D'autre part, l'article 246 du code de procédure civile dispose que le juge n'est pas lié par les constatations ou les conclusions du technicien, de sorte que le juge du fond éventuellement saisi ne sera pas lié par les conclusions de l'expert, quels que soient les termes de la mission qui ne doit avoir pour seule finalité que d'éclairer le juge sur une question de fait qui requiert ses lumières sans que le technicien ne puisse jamais porter d'appréciations d'ordre juridique.
Le coût de l’expertise sera avancé par Mme [O], partie demanderesse à cette mesure d’instruction, ordonnée dans son intérêt.
Sur les demandes de provisions
Mme [O] sollicite la condamnation de la société Allianz Iard à lui verser une provision d’un montant de 3525,95 euros à valoir sur son indemnisation définitive, ainsi qu’une provision ad litem de 3.000 euros.
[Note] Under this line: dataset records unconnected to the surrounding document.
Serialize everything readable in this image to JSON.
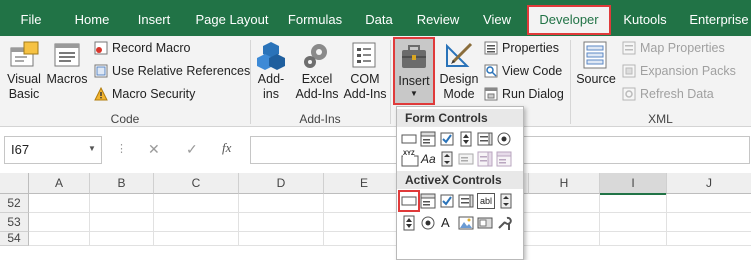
{
  "colors": {
    "brand": "#217346",
    "highlight": "#e03a3a"
  },
  "tabs": [
    "File",
    "Home",
    "Insert",
    "Page Layout",
    "Formulas",
    "Data",
    "Review",
    "View",
    "Developer",
    "Kutools",
    "Enterprise"
  ],
  "active_tab": "Developer",
  "code_group": {
    "label": "Code",
    "visual_basic": [
      "Visual",
      "Basic"
    ],
    "macros": "Macros",
    "record_macro": "Record Macro",
    "use_relative": "Use Relative References",
    "macro_security": "Macro Security"
  },
  "addins_group": {
    "label": "Add-Ins",
    "addins": [
      "Add-",
      "ins"
    ],
    "excel_addins": [
      "Excel",
      "Add-Ins"
    ],
    "com_addins": [
      "COM",
      "Add-Ins"
    ]
  },
  "controls_group": {
    "insert": "Insert",
    "design_mode": [
      "Design",
      "Mode"
    ],
    "properties": "Properties",
    "view_code": "View Code",
    "run_dialog": "Run Dialog"
  },
  "xml_group": {
    "label": "XML",
    "source": "Source",
    "map_properties": "Map Properties",
    "expansion_packs": "Expansion Packs",
    "refresh_data": "Refresh Data"
  },
  "formula_bar": {
    "name_box": "I67",
    "fx": "fx",
    "cancel": "✕",
    "enter": "✓"
  },
  "columns": [
    "A",
    "B",
    "C",
    "D",
    "E",
    "F",
    "G",
    "H",
    "I",
    "J"
  ],
  "rows": [
    "52",
    "53",
    "54"
  ],
  "dropdown": {
    "form_controls": "Form Controls",
    "activex_controls": "ActiveX Controls",
    "xyz": "XYZ",
    "aa": "Aa",
    "abl": "abl",
    "a": "A"
  }
}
Elle conteste avoir commis une faute et produit une reconstitution de l’endroit où elle se tenait au moment de l’accident aux fins d’établir qu’elle était sur un trottoir.
La société Allianz Iard oppose que la demande de provision n’est pas justifiée compte tenu de l’existence de contestations sérieuses s’agissant de l’existence d’une faute de la victime qui devra faire l’objet d’une véritable discussion au fond.
Elle ajoute qu’aucune preuve objective rapportée s’agissant de l’existence de dépenses imputables à l’accident.
Sur ce,
L’article 835 alinéa 2 du code de procédure civile dispose que dans les cas où l’existence de l’obligation n’est pas sérieusement contestable, le président du tribunal statuant en référé peut accorder une provision au créancier.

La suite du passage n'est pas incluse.